I have yet to reproduce this in a small test program, but the program I maintain has this behaviour.
Where and why does 'method1' not get the unexpected value?
Upvotes: 0
Views: 1155
Reputation: 2563
When you handle exceptions you can think of who needs to be notified of the error: the user? or the admin/developer?
You can define that a SocketException contains a message that the user needs to be notified of, and every other exception should be saved for developers or administrators to see. For example you can write the full exception to a file, or event you can have a special MessageBox. "Unexpected Error, please notify the administrator: " + ex.ToString().
Make sure you write the whole ex.ToString() because it includes the stacktrace and all InnerException's.
The best practice is to keep the catch(Exception ex) on the outer level of your application so you handle all unexpected exception in one place.
Upvotes: 1
Reputation: 564831
You are probably mistaken - in these 2 cases, some other exception (the one you're receiving) is being thrown instead of a SocketException.

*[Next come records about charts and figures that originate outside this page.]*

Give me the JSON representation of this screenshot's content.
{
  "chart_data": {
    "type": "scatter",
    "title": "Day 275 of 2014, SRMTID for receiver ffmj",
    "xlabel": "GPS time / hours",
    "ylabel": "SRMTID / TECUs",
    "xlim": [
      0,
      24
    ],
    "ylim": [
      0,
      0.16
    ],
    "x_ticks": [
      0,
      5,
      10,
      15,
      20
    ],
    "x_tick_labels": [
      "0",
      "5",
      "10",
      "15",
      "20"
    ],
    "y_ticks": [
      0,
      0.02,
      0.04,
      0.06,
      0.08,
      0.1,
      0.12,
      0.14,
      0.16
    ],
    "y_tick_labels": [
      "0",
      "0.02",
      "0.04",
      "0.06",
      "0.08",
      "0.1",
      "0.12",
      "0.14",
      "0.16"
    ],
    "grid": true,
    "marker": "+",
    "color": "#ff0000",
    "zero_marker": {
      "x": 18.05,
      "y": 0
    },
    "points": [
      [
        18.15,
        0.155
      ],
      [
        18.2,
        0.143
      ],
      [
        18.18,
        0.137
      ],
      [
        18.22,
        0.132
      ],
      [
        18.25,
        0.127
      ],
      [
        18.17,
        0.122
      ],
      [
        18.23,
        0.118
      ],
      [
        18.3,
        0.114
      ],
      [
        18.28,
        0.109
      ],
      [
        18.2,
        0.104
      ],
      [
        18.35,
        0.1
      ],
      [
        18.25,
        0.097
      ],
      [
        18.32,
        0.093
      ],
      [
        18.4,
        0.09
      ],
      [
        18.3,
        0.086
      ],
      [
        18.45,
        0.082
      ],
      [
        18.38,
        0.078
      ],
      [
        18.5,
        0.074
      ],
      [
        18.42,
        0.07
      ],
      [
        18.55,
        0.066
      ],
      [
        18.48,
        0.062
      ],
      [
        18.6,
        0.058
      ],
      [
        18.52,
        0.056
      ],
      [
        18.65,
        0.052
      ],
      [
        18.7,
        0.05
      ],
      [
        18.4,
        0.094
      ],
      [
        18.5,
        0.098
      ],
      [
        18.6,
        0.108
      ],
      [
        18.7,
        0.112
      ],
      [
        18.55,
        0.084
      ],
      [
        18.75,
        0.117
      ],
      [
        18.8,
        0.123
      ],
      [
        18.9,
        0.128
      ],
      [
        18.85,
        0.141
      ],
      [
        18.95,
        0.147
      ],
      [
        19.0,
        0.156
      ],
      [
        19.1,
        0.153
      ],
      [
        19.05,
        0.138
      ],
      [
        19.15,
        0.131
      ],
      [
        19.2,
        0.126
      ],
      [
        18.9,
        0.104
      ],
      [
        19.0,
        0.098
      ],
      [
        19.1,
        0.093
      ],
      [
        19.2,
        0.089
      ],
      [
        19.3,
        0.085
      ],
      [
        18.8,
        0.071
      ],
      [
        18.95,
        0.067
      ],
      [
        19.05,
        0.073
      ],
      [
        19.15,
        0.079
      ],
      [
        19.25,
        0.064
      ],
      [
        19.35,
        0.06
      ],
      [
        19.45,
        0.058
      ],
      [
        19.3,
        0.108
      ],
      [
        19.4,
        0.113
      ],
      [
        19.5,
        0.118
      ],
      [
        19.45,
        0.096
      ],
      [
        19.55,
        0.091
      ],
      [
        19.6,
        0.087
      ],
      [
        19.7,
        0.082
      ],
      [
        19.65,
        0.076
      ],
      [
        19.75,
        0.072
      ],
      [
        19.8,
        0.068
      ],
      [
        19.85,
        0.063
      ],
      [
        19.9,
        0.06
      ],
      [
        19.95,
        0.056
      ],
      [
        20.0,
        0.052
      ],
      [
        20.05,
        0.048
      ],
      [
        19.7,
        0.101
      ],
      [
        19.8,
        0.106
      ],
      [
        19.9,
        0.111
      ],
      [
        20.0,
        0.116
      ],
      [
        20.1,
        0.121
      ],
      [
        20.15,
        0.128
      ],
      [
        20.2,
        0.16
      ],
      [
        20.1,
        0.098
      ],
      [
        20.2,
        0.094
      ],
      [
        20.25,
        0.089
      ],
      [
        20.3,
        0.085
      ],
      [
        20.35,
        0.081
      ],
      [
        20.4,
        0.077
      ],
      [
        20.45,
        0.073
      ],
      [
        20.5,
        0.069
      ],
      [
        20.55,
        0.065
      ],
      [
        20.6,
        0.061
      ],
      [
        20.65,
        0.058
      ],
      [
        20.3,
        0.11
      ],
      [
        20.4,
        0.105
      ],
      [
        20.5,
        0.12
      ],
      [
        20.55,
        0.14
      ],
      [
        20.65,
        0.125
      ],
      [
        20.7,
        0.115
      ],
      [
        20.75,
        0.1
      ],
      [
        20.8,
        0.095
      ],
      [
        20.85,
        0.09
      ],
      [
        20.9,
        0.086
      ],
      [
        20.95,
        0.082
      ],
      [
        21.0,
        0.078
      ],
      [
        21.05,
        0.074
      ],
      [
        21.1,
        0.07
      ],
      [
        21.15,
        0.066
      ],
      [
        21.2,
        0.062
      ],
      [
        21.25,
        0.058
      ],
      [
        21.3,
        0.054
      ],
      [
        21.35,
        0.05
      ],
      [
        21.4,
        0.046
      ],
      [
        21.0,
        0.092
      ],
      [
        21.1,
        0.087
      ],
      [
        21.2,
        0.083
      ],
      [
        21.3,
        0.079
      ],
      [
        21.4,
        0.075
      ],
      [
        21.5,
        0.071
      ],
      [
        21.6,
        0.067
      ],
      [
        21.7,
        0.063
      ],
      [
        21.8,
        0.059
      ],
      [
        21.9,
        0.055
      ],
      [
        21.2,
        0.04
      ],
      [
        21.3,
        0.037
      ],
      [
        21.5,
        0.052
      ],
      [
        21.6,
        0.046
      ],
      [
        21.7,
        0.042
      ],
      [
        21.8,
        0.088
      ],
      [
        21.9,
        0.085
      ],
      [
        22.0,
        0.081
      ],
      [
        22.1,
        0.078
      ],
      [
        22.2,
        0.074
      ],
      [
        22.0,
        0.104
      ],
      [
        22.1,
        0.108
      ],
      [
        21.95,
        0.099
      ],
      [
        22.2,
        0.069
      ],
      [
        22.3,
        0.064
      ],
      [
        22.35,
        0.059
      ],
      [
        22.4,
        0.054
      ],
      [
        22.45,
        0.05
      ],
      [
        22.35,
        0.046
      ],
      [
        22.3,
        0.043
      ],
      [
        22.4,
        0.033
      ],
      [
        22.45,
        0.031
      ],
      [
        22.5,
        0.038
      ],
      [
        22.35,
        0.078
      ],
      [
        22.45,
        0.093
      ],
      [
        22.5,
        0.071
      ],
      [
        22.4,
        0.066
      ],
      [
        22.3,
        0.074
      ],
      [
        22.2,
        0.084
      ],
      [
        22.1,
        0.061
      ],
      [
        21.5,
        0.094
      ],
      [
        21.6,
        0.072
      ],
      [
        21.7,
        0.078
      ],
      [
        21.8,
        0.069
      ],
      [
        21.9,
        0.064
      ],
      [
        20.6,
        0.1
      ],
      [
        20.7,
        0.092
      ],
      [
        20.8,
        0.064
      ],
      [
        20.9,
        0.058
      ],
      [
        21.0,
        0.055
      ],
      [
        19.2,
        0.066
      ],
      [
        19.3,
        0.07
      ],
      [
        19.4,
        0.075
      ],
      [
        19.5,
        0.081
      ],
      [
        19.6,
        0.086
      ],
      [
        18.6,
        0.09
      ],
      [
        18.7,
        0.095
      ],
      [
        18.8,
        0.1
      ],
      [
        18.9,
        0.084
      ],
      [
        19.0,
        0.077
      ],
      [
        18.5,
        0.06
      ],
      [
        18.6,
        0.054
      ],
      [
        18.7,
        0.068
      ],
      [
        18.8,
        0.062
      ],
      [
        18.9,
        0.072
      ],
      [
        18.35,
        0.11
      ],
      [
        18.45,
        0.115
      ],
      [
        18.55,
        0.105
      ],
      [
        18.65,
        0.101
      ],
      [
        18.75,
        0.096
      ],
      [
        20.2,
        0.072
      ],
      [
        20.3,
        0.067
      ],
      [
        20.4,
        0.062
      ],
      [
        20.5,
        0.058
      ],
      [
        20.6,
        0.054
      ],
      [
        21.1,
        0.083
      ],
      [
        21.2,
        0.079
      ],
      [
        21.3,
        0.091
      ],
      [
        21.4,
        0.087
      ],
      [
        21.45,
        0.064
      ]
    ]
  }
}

If you're only expecting SocketException to be thrown, you should only provide a handler for that case. Other exceptions, in this situation, are probably truly exceptional - meaning that you aren't going to be able to correctly recover.
In that case, it's usually better to not handle the exception, and let it bubble up. If you feel that this is incorrect, put in the SocketException handler AND a generic exception handler, and make sure to check your stack traces (and potentially InnerException properties) in the exceptions:
try
{
//throw SocketException
}
catch (SocketException sockEx)
{
MessageBox.Show(sockEx.Message)
}
catch (Exception ex)
{
MessageBox.Show(ex.Message)
}
Upvotes: 2
Reputation: 245479
The statement you have above will catch ALL Exceptions, not just a specific type of exception.
If you want to handle specific exception types, you need to have code similar to this:
try
{
// Do some work.
}
catch(SocketException ex)
{
// Handle a known SocketException
}
catch(NullReferenceException ex)
{
// Handle a known NullReferenceException
}
catch(OtherSpecificException ex)
{
// You get the idea
}
catch(Exception ex)
{
// This will be everything else you haven't explicitly caught.
// It will also give you the most generic details about the Exception.